How we celebrate the liturgy in our parish communities is of utmost importance. With the disintegration of the liturgy comes a disintegration of Catholic identity, and with that, a community that tears itself apart. Fortunately, proper celebration of the liturgy was and is something very close to the pope's heart. From Joseph Ratzinger (now Pope Benedict XVI), from "Milestones: Memoirs 1927-1977":
I am convinced that the crisis in the [Roman] Church that we are experiencing today is to a large extent due to the disintegration of the liturgy, which at times has even come to be conceived of "etsi Deus non daretur": in that it is a matter of indifference whether or not God exists and whether or not He speaks to us and hears us. But when the community of faith, the world-wide unity of the Church and her history, and the mystery of the living Christ are no longer visible in the liturgy, where else, then, is the Church to become visible in her spiritual essence? Then the community is celebrating only itself, an activity that is utterly fruitless. And, because the ecclesial community cannot have its origin from itself but emerges as a unity only from the Lord, through faith, such circumstances will inexorably result in a disintegration into sectarian parties of all kinds - partisan opposition within a Church tearing herself apart. This is why we need a new Liturgical Movement, which will call to life the real heritage of the Second Vatican Council.

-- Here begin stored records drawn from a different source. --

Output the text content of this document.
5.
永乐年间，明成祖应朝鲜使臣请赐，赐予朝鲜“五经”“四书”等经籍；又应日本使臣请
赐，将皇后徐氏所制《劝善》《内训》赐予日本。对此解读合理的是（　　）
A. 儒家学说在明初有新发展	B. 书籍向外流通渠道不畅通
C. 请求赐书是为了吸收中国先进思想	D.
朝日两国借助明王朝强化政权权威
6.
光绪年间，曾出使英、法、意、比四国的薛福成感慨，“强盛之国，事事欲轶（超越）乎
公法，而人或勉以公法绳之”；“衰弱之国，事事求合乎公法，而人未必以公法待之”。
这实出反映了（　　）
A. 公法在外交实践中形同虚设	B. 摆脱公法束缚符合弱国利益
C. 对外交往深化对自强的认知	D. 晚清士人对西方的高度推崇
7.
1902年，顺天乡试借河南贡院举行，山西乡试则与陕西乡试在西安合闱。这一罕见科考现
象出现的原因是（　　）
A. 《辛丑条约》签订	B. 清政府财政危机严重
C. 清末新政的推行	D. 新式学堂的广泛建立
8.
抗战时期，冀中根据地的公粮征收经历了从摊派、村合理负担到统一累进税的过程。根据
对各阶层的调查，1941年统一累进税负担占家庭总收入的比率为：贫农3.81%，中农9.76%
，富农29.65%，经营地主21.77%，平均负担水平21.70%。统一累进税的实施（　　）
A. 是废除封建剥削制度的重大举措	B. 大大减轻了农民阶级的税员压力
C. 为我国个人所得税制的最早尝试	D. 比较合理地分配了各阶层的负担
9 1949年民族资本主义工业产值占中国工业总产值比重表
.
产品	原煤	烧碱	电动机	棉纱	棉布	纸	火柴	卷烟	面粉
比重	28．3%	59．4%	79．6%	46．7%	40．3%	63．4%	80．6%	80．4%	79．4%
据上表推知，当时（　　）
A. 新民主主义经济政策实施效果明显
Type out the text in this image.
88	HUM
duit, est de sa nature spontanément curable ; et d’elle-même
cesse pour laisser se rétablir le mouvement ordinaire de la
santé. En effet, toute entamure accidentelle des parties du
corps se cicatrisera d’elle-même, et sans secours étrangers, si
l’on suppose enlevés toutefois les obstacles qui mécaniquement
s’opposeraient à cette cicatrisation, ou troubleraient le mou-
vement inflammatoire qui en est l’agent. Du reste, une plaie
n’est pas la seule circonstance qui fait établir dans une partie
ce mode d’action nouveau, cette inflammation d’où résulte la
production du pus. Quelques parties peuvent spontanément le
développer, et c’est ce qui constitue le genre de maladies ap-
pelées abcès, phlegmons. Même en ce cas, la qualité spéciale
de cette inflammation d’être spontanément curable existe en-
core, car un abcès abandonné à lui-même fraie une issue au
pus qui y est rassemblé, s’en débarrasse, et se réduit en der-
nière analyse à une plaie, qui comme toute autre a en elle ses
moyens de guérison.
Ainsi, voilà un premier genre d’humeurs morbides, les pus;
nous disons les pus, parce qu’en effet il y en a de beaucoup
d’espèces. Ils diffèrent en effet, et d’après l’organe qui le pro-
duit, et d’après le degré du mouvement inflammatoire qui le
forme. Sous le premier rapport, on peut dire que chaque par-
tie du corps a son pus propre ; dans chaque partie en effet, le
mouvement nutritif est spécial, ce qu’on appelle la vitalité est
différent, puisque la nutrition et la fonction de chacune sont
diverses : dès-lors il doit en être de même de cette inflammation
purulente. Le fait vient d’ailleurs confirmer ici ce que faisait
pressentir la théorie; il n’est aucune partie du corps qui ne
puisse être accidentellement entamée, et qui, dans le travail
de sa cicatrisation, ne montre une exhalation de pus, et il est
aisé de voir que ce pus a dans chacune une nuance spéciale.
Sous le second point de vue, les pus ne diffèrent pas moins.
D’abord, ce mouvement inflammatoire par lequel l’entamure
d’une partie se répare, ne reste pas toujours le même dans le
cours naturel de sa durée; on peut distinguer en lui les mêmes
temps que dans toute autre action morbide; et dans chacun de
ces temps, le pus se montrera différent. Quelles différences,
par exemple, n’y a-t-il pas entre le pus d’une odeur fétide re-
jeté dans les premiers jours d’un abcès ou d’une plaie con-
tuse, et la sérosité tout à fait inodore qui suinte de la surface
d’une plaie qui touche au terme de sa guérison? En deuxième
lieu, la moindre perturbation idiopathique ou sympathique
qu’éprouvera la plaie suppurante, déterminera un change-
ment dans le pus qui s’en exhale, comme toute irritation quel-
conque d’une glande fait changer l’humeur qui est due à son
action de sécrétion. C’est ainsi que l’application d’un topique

Have I been a witness to this? Absolutely, yes. I am utterly humbled that I am now a witness to this liturgical renewal and new Liturgical Movement about which the pope speaks - to see the real heritage of the Second Vatican Council blossom.

What is the Church?

Paragraph 760 from the Catechism of the Catholic Church:
Christians of the first centuries said, "The world was created for the sake of the Church." God created the world for the sake of communion with his divine life, a communion brought about by the "convocation" of men in Christ, and this "convocation" is the Church.
And the Church is the primary means through which Christ gives us, by grace, the supreme gift of Himself, making us partakers of His own Divine Life. The Catechism here references the The Shepherd of Hermas (Vision 2, Ch. 4), a document of the early church written sometime in the 1st or 2nd century:
Now a revelation was given to me, my brethren, while I slept, by a young man of comely appearance, who said to me, "Who do you think that old woman is from whom you received the book?" And I said, "The Sibyl." "You are in a mistake," says he; "it is not the Sibyl." "Who is it then?" say I. And he said, "It is the Church." And I said to him, "Why then is she an old woman?" "Because," said he, "she was created first of all. On this account is she old. And for her sake was the world made."